It’s a snowy day in Washington. The Federal Government is closed. The House and Senate both agreed to wrap up work early and flee DC before the snow hit (the House won’t return until March 16). So it seems appropriate to highlight the snowball effects of continued GSP expiration.
The following comes from an email we received a few days ago from a small business owner in New Jersey. It’s been broken up into key points, but the italicized sections are direct quotes and represent the entire (unedited) email.
The big picture: “The longer the non-renewal goes on, the harder it will be to ever fully recover from the permanent damage this extended expiration is doing to the sustainable business model we once had as a small business.”
Increasing costs and decreasing credit: “With the full effects of the ACA and Dodd Frank taking hold, costs for employing workers keep increasing and small businesses can’t get access to the credit that they used to. Add 20 months of GSP tariffs on top of that and small businesses run the risk of losing their lines of credit if they can’t meet their sales numbers (because they can’t compete from countries that no longer benefit from GSP) and can’t just transition their business into another country or another vendor instantaneously.”
The snowball effects: “The trickle down effect is this- you don’t meet your sales numbers, you don’t have the [Accounts/Receivable], you don’t get to borrow the same amount of money, you slowly lose your credit line, then your bank wants to get rid of you because you’re now “non-performing” and now your company has to cut back even further.
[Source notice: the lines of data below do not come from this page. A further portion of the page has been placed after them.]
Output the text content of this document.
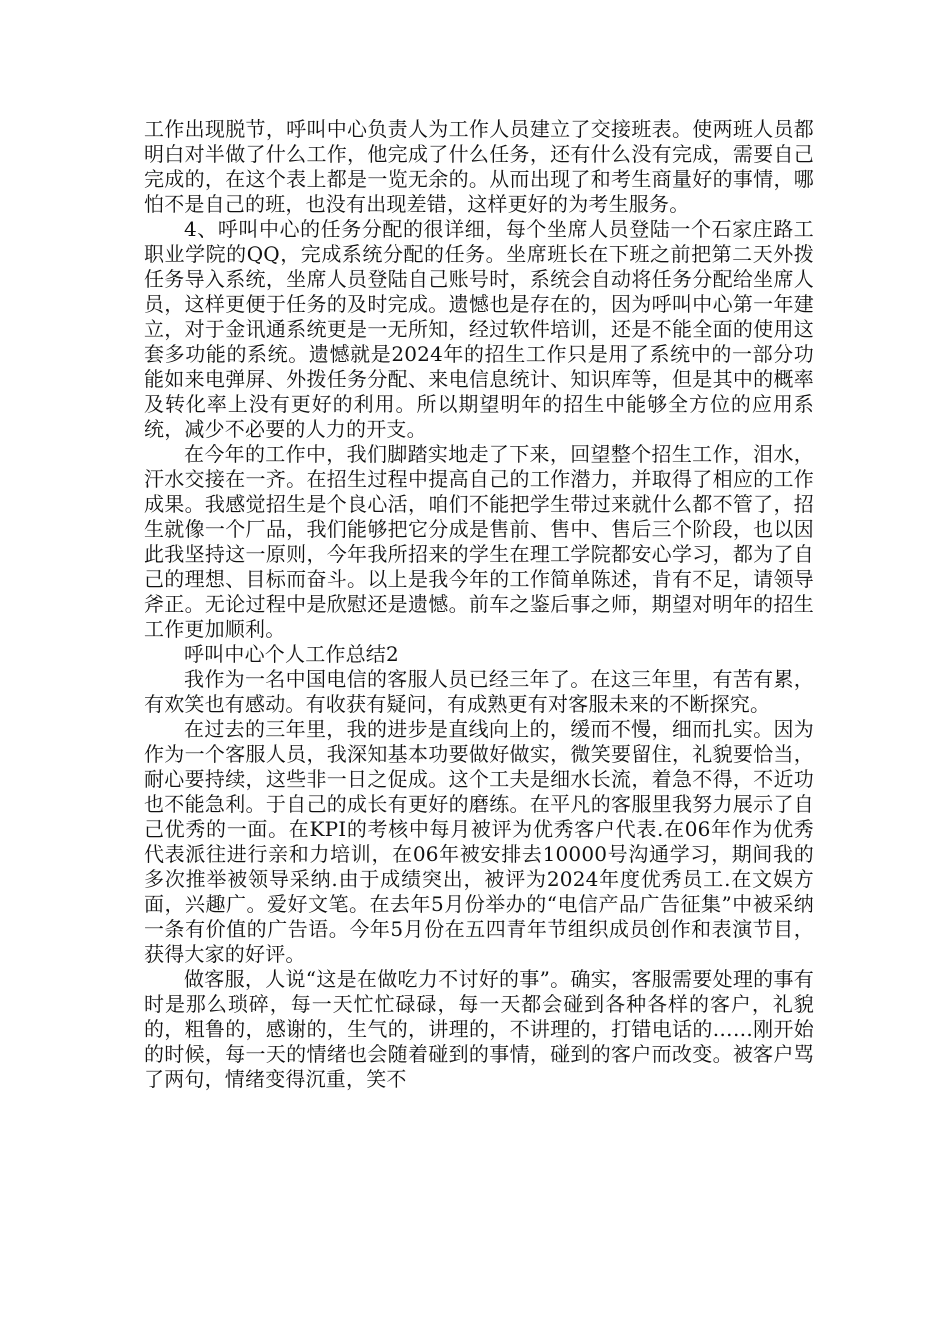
工作出现脱节，呼叫中心负责人为工作人员建立了交接班表。使两班人员都明白对半做了什么工作，他完成了什么任务，还有什么没有完成，需要自己完成的，在这个表上都是一览无余的。从而出现了和考生商量好的事情，哪怕不是自己的班，也没有出现差错，这样更好的为考生服务。

4、呼叫中心的任务分配的很详细，每个坐席人员登陆一个石家庄路工职业学院的QQ，完成系统分配的任务。坐席班长在下班之前把第二天外拨任务导入系统，坐席人员登陆自己账号时，系统会自动将任务分配给坐席人员，这样更便于任务的及时完成。遗憾也是存在的，因为呼叫中心第一年建立，对于金讯通系统更是一无所知，经过软件培训，还是不能全面的使用这套多功能的系统。遗憾就是2024年的招生工作只是用了系统中的一部分功能如来电弹屏、外拨任务分配、来电信息统计、知识库等，但是其中的概率及转化率上没有更好的利用。所以期望明年的招生中能够全方位的应用系统，减少不必要的人力的开支。

在今年的工作中，我们脚踏实地走了下来，回望整个招生工作，泪水，汗水交接在一齐。在招生过程中提高自己的工作潜力，并取得了相应的工作成果。我感觉招生是个良心活，咱们不能把学生带过来就什么都不管了，招生就像一个厂品，我们能够把它分成是售前、售中、售后三个阶段，也以因此我坚持这一原则，今年我所招来的学生在理工学院都安心学习，都为了自己的理想、目标而奋斗。以上是我今年的工作简单陈述，肯有不足，请领导斧正。无论过程中是欣慰还是遗憾。前车之鉴后事之师，期望对明年的招生工作更加顺利。

呼叫中心个人工作总结2

我作为一名中国电信的客服人员已经三年了。在这三年里，有苦有累，有欢笑也有感动。有收获有疑问，有成熟更有对客服未来的不断探究。

在过去的三年里，我的进步是直线向上的，缓而不慢，细而扎实。因为作为一个客服人员，我深知基本功要做好做实，微笑要留住，礼貌要恰当，耐心要持续，这些非一日之促成。这个工夫是细水长流，着急不得，不近功也不能急利。于自己的成长有更好的磨练。在平凡的客服里我努力展示了自己优秀的一面。在KPI的考核中每月被评为优秀客户代表.在06年作为优秀代表派往进行亲和力培训，在06年被安排去10000号沟通学习，期间我的多次推举被领导采纳.由于成绩突出，被评为2024年度优秀员工.在文娱方面，兴趣广。爱好文笔。在去年5月份举办的“电信产品广告征集”中被采纳一条有价值的广告语。今年5月份在五四青年节组织成员创作和表演节目，获得大家的好评。

做客服，人说“这是在做吃力不讨好的事”。确实，客服需要处理的事有时是那么琐碎，每一天忙忙碌碌，每一天都会碰到各种各样的客户，礼貌的，粗鲁的，感谢的，生气的，讲理的，不讲理的，打错电话的……刚开始的时候，每一天的情绪也会随着碰到的事情，碰到的客户而改变。被客户骂了两句，情绪变得沉重，笑不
Lay off more people, cut back more expenses or delay capital expenditures, etc. Small business owners might stop taking salaries and those cuts start trickling down into household budgets.”
What every Member of Congress should know: “Non-renewal of GSP is not a one-off that Congress can just pick up and say 20 months later that it’s now FIXED. It will take years to actually FIX the damage that they have inflicted on a whole class of entrepreneurs from this fiasco.”
All the talk from Members of Congress about helping small businesses and encouraging entrepreneurship makes that last line worth repeating (over and over and over): “It will take years to actually FIX the damage that they have inflicted on a whole class of entrepreneurs from this fiasco.”
Congress can’t fix the damage, but it can help companies start the multi-year rebuilding process. When the snow melts and Congress returns to DC, it should start the process by passing an immediate, retroactive GSP renewal bill.